1. Introduce OKRs (Objectives and Key Results):
Short term objectives that align with business goals and adjust as priorities change. They’re easier to track, so you can assess performance more accurately. And employees understand where their contribution fits, even when the focus changes. So they commit to the company goals and invest in delivering the right things.

2. Give the ability to change priorities:
Surprises can spoil our plans: the political situation in the country, new market trends, layoff of best talents. All this knocks down the original scenario, and forces you to make adjustments and shift priorities. If you do not do this, but continue to insist on your own, the team will fight over a goal that is no longer relevant or impossible to achieve. This demotivates employees: they will not see the point in their work and will burn out. Therefore, make priorities “flexible” so that they can be changed depending on the situation.

3. Clearly define the list of responsibilities:
Nobody likes to work in chaos. When an employee has to grab onto a dozen different tasks that do not belong to his area of responsibility, their attention is scattered and they get tired faster. In order for people to be comfortable working, they must clearly know their functions and the end result that is expected of them. Then they can focus on their tasks and stop doing the work for others.

4. Make your work schedule more flexible:
According to The Washington Post, American companies, even after the lockdown, left the opportunity for employees to work remotely when necessary, or take paid days off. This reduced the risk of burnout by 36%. Most of the days off and “remote days” people take on Friday, when the strength is at its limit. But on Monday they go to the offices rested and ready to work.

5. Communicate to employees that it is important to strike a balance between work and leisure:
If employees have access to work chats from personal computers or smartphones, this forces them to work overtime, at night, and even during vacations. Work does not let them go around the clock, so after the weekend they return tired.
Explain to the team that it is not necessary to work 24/7. You need to relax and have hobbies.
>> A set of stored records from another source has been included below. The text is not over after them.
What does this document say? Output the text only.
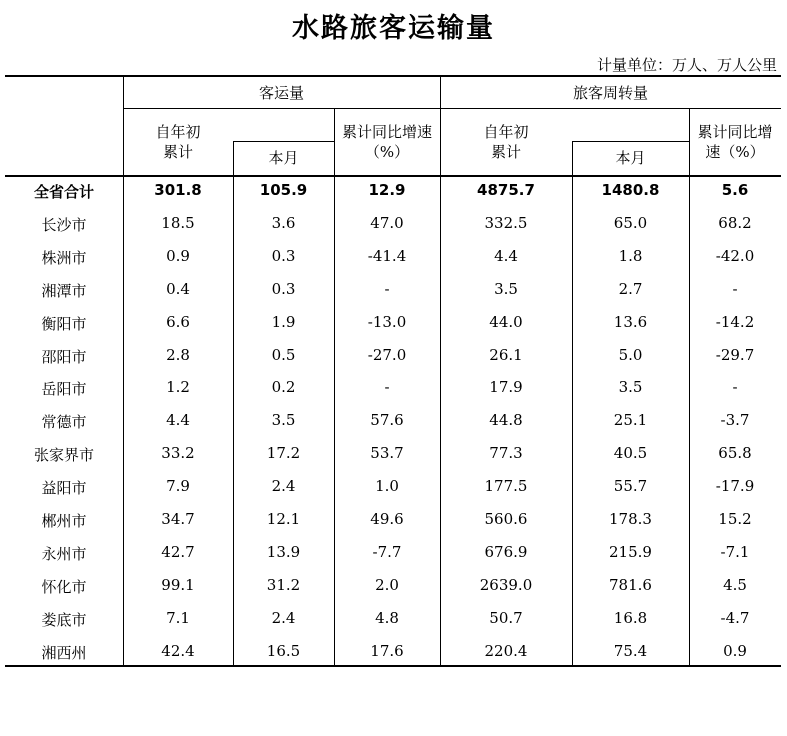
水路旅客运输量
计量单位：万人、万人公里
客运量	旅客周转量
自年初
累计	本月
累计同比增速
（%）
自年初
累计	本月
累计同比增
速（%）
全省合计	301.8	105.9	12.9	4875.7	1480.8	5.6
长沙市	18.5	3.6	47.0	332.5	65.0	68.2
株洲市	0.9	0.3	-41.4	4.4	1.8	-42.0
湘潭市	0.4	0.3	-	3.5	2.7	-
衡阳市	6.6	1.9	-13.0	44.0	13.6	-14.2
邵阳市	2.8	0.5	-27.0	26.1	5.0	-29.7
岳阳市	1.2	0.2	-	17.9	3.5	-
常德市	4.4	3.5	57.6	44.8	25.1	-3.7
张家界市	33.2	17.2	53.7	77.3	40.5	65.8
益阳市	7.9	2.4	1.0	177.5	55.7	-17.9
郴州市	34.7	12.1	49.6	560.6	178.3	15.2
永州市	42.7	13.9	-7.7	676.9	215.9	-7.1
怀化市	99.1	31.2	2.0	2639.0	781.6	4.5
娄底市	7.1	2.4	4.8	50.7	16.8	-4.7
湘西州	42.4	16.5	17.6	220.4	75.4	0.9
And on weekends and on vacation, it is advisable to turn off notifications for all work chats. For this to take root in the team, senior leaders themselves must set an example and not disturb the team after hours.

6. Hold one-on-ones:
One-on-meetings with employees helps assess their level of their motivation and the risk of burnout of in the team. Perhaps the level of workload on the employee is too high and needs to be reviewed, or the manager puts a lot of pressure on the person, and this is morally exhausting, or he/she has not been on vacation for a long time.
It also helps to relieve tension after work sports. You can organize a corporate discount for visiting the gym or group classes. Or hold an active team building outdoors or in a quest room.

7. Do weekly plannings
Get employees to create a work plan for the week. This will help you see who is overloaded and who is resting at work, and evenly distribute the load. Proper allocation of resources will not only prevent team burnout, but also eliminate chaos, optimize the business process and speed up tasks.
In addition, planning will help reduce the number of burning deadlines to almost zero. So, maintaining a balance between work and personal life will not be so difficult.